The NFL Transition Coach program uses a peer-to-peer coaching model that empowers trained NFL Legends to serve as mentors, supporters and sounding boards for players transitioning out of the NFL. NFL Total Wellness provides at least 70 hours of training for Transition Coaches to give them the skills to build relationships with transitioning players and to identify when individuals are struggling or need additional support. This interview series briefly profiles the coaches who assist players navigating the challenges of life after the game.
Ken Ruettgers was an offensive tackle for the Green Bay Packers for 11 years. He is now a college professor at Central Oregon Community College and founder of a non-profit group dedicated to helping former professional athletes cope with the stresses of retirement. Ken has been a Transition Coach since 2012. In this profile we have drafted a narrative based on a small section of Ken’s responses to three important questions.
"One of the great benefits is that, just by talking through that transition process, guys know they're not alone.
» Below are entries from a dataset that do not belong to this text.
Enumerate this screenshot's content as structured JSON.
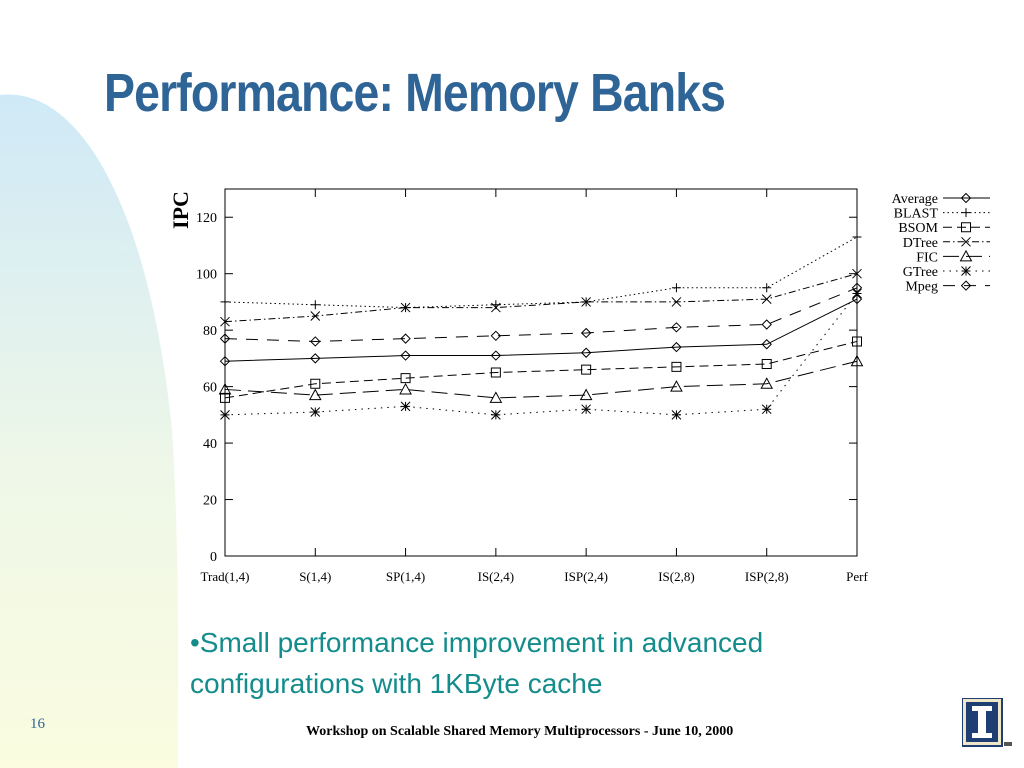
{
  "slide": {
    "title": "Performance: Memory Banks",
    "bullet": "•Small performance improvement in advanced configurations with 1KByte cache",
    "slide_number": "16",
    "footer": "Workshop on Scalable Shared Memory Multiprocessors - June 10, 2000",
    "title_color": "#2e6496",
    "bullet_color": "#148c8c",
    "logo_icon": "university-of-illinois-logo-icon"
  },
  "chart_data": {
    "type": "line",
    "title": "",
    "xlabel": "",
    "ylabel": "IPC",
    "ylim": [
      0,
      130
    ],
    "yticks": [
      0,
      20,
      40,
      60,
      80,
      100,
      120
    ],
    "grid": false,
    "legend_position": "top-right",
    "categories": [
      "Trad(1,4)",
      "S(1,4)",
      "SP(1,4)",
      "IS(2,4)",
      "ISP(2,4)",
      "IS(2,8)",
      "ISP(2,8)",
      "Perf"
    ],
    "series": [
      {
        "name": "Average",
        "marker": "diamond",
        "dash": "solid",
        "values": [
          69,
          70,
          71,
          71,
          72,
          74,
          75,
          91
        ]
      },
      {
        "name": "BLAST",
        "marker": "plus",
        "dash": "dotted",
        "values": [
          90,
          89,
          88,
          89,
          90,
          95,
          95,
          113
        ]
      },
      {
        "name": "BSOM",
        "marker": "square",
        "dash": "dashed",
        "values": [
          56,
          61,
          63,
          65,
          66,
          67,
          68,
          76
        ]
      },
      {
        "name": "DTree",
        "marker": "x",
        "dash": "dash-dot",
        "values": [
          83,
          85,
          88,
          88,
          90,
          90,
          91,
          100
        ]
      },
      {
        "name": "FIC",
        "marker": "triangle",
        "dash": "long-dash",
        "values": [
          59,
          57,
          59,
          56,
          57,
          60,
          61,
          69
        ]
      },
      {
        "name": "GTree",
        "marker": "star",
        "dash": "sparse-dot",
        "values": [
          50,
          51,
          53,
          50,
          52,
          50,
          52,
          93
        ]
      },
      {
        "name": "Mpeg",
        "marker": "diamond",
        "dash": "long-dash-gap",
        "values": [
          77,
          76,
          77,
          78,
          79,
          81,
          82,
          95
        ]
      }
    ]
  }
}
They know that what they're going through and experiencing is very common to being a transitioning athlete, and that they will be, as guys have been before them, successful in their transition."
Ken sees the NFL Transition Coach program as “by far the best sport career transition program.” He highlights the unique nature of having formally trained former players partnered with younger players who are just embarking on their transition. Ken finds that most players have some difficulties transitioning out of the game and are appropriate for coaching. He notes that sometimes simply offering a listening ear can provide tremendous support for a player.
"It’s not us as transition coaches telling them what is or isn't the way to do it, or what's right or wrong. It's us trying to help pull out of them: What are your goals? What are your values? What are your beliefs and how does that fit into where you're going?"
Ken recognizes the importance of being tactful with engaging a player in a coaching relationship. He notes that it is important to listen, gain trust, and partner with the player. Ken finds that asking good questions and having meaningful conversations are an integral part of part of his approach. In particular, Ken will assess a player’s goals, values, and beliefs as a way to empower him to think beyond the game and to begin building their future.
"I put it into three categories: money, marriage, and mission. But those three things come out of who you are. Getting yourself healthy — physically, spiritually, emotionally, and mentally, where am I? And then if I answer that, I can focus on my marriage and relationships, my money or financial situation, and then my meaning or purpose or career…And by far the greatest commonality of challenges was identity. ‘Who am I now that I'm not the player that used to be?’"
Ken is no stranger to transition. After playing for 11 years, he took on the daunting task of getting a PhD in Sociology from Omega Graduate School (formerly Oxford Graduate School) in Dayton, Tennessee. He completed his doctoral dissertation on sports career transition and the perceived barriers of recently retired NFL players. Through this research, his own experience, and his experience as a Transition Coach, Ken acknowledges a multitude of challenges that players face. From financial insecurity to relationship concerns to identity issues and missing the camaraderie in the locker room, a player’s transition can come with any number of experiences that can feel extremely isolating. Ken encourages the former players he works with to explore all the resources and reflect on the assets they have gained in their journey to and through the NFL and utilize those to launch them into this next adventure in life.